Mau-Mau was out somewhere when Merci and I went out one afternoon for a walk. Merci checked the usual spots as we went along, but there was no sight of Mau-Mau. There’s an old cemetery in the middle of our village green across the street from our home. There’s a spot under one of the bushes where who we affectionately call the “bird lady” pores a 20-pound bag of wild bird seed every few weeks. Merci usually sniffs around under the bush when we walk by since the day she surprised some kind of critter feeding on the seeds. On this particular day, I stopped as Merci crept forward and, stretching her neck out, checked on what might be feeding on the bird food.
It took only a second for all hell to break loose. There was loud screeching and growling and some doggy whining as Merci tried to crawl backwards out from under the bush and escape whatever monster was attacking her. As I tried to help by hauling backwards on her leash, I happened to spot something flashing across the lawn behind the bush, heading our way. And that’s when double hell broke loose, as a two-headed ball of fur screamed, screeched and rolled around under the bush. Merci and I had backed off to a safe distance and stood there, amazed by the battle going on. It only took a few moments before a very beat-up looking cat; another one of the feral cats then making its home in our neighborhood, made its escape and dashed from under the bush and high-tailed it across the lawn to safety.

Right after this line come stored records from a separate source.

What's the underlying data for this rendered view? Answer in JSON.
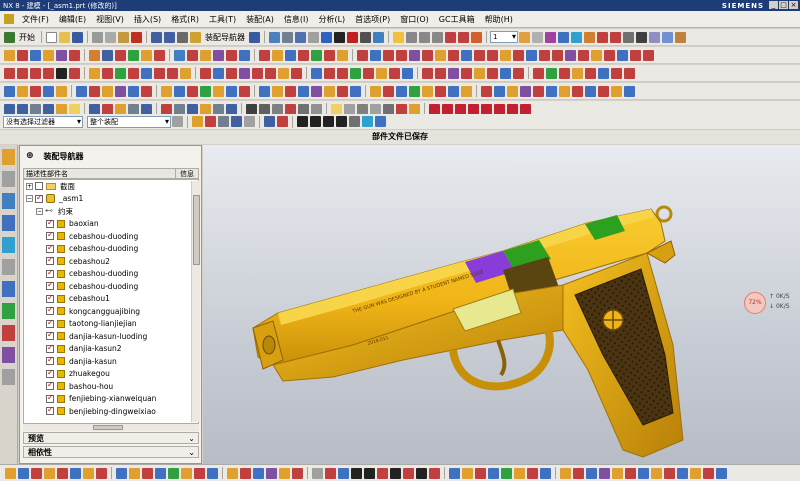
{
  "window": {
    "title": "NX 8 - 建模 - [_asm1.prt (修改的)]",
    "brand": "SIEMENS"
  },
  "menu": [
    "开始",
    "文件(F)",
    "编辑(E)",
    "视图(V)",
    "插入(S)",
    "格式(R)",
    "工具(T)",
    "装配(A)",
    "信息(I)",
    "分析(L)",
    "首选项(P)",
    "窗口(O)",
    "GC工具箱",
    "帮助(H)"
  ],
  "toolbar": {
    "start_label": "开始",
    "assembly_navigator_label": "装配导航器",
    "zoom_value": "1"
  },
  "selection": {
    "filter": "没有选择过滤器",
    "scope": "整个装配"
  },
  "status_message": "部件文件已保存",
  "navigator": {
    "title": "装配导航器",
    "col_name": "描述性部件名",
    "col_info": "信息",
    "rows": [
      {
        "name": "截面",
        "level": 0,
        "kind": "folder"
      },
      {
        "name": "_asm1",
        "level": 0,
        "kind": "asm"
      },
      {
        "name": "约束",
        "level": 1,
        "kind": "constraint"
      },
      {
        "name": "baoxian",
        "level": 2,
        "kind": "part"
      },
      {
        "name": "cebashou-duoding",
        "level": 2,
        "kind": "part"
      },
      {
        "name": "cebashou-duoding",
        "level": 2,
        "kind": "part"
      },
      {
        "name": "cebashou2",
        "level": 2,
        "kind": "part"
      },
      {
        "name": "cebashou-duoding",
        "level": 2,
        "kind": "part"
      },
      {
        "name": "cebashou-duoding",
        "level": 2,
        "kind": "part"
      },
      {
        "name": "cebashou1",
        "level": 2,
        "kind": "part"
      },
      {
        "name": "kongcangguajibing",
        "level": 2,
        "kind": "part"
      },
      {
        "name": "taotong-lianjiejian",
        "level": 2,
        "kind": "part"
      },
      {
        "name": "danjia-kasun-luoding",
        "level": 2,
        "kind": "part"
      },
      {
        "name": "danjia-kasun2",
        "level": 2,
        "kind": "part"
      },
      {
        "name": "danjia-kasun",
        "level": 2,
        "kind": "part"
      },
      {
        "name": "zhuakegou",
        "level": 2,
        "kind": "part"
      },
      {
        "name": "bashou-hou",
        "level": 2,
        "kind": "part"
      },
      {
        "name": "fenjiebing-xianweiquan",
        "level": 2,
        "kind": "part"
      },
      {
        "name": "benjiebing-dingweixiao",
        "level": 2,
        "kind": "part"
      }
    ],
    "preview_label": "预览",
    "dependency_label": "相依性"
  },
  "viewport": {
    "engraving": "THE GUN WAS DESIGNED BY A STUDENT NAMED SUGE",
    "serial": "2018-011",
    "speed_widget": {
      "percent": "72%",
      "up": "0K/S",
      "down": "0K/S"
    }
  },
  "colors": {
    "gun_body": "#f0b418",
    "gun_dark": "#c08808",
    "grip_panel": "#3c2a10",
    "accent_purple": "#8a3cd8",
    "accent_green": "#2ea020",
    "titlebar": "#1e3c78"
  }
}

Up until this point we still didn’t know what had attacked what attacked Merci. We should have known, because out walked Mau-Mau, looking unscathed and unfazed by the battle he had just won. He walked right up to Merci, who seemed to flinch a bit when the cat he knew and shared his food and bed with turned out to be a raging ninja cat; all flying claws and teeth. But Mau-Mau gave Merci an affectionate sideswipe and looked up at me, as if saying, “All right, shall we continue our walk now?” Amazing!
As always seems to happen with pets, the great joy and unconditional love that they bring is often followed by loss and sadness. Mau-Mau was always a skinny cat. He always ate well and seemed healthy, but after several inconclusive checkups at the vet’s, we had to admit that he was wasting away. In the end, the vet decided that it was probably the cat’s liver that failed, maybe caused by his time in the feral world. We still miss Mau-Mau and wish he was still with us. We believe that Merci agrees.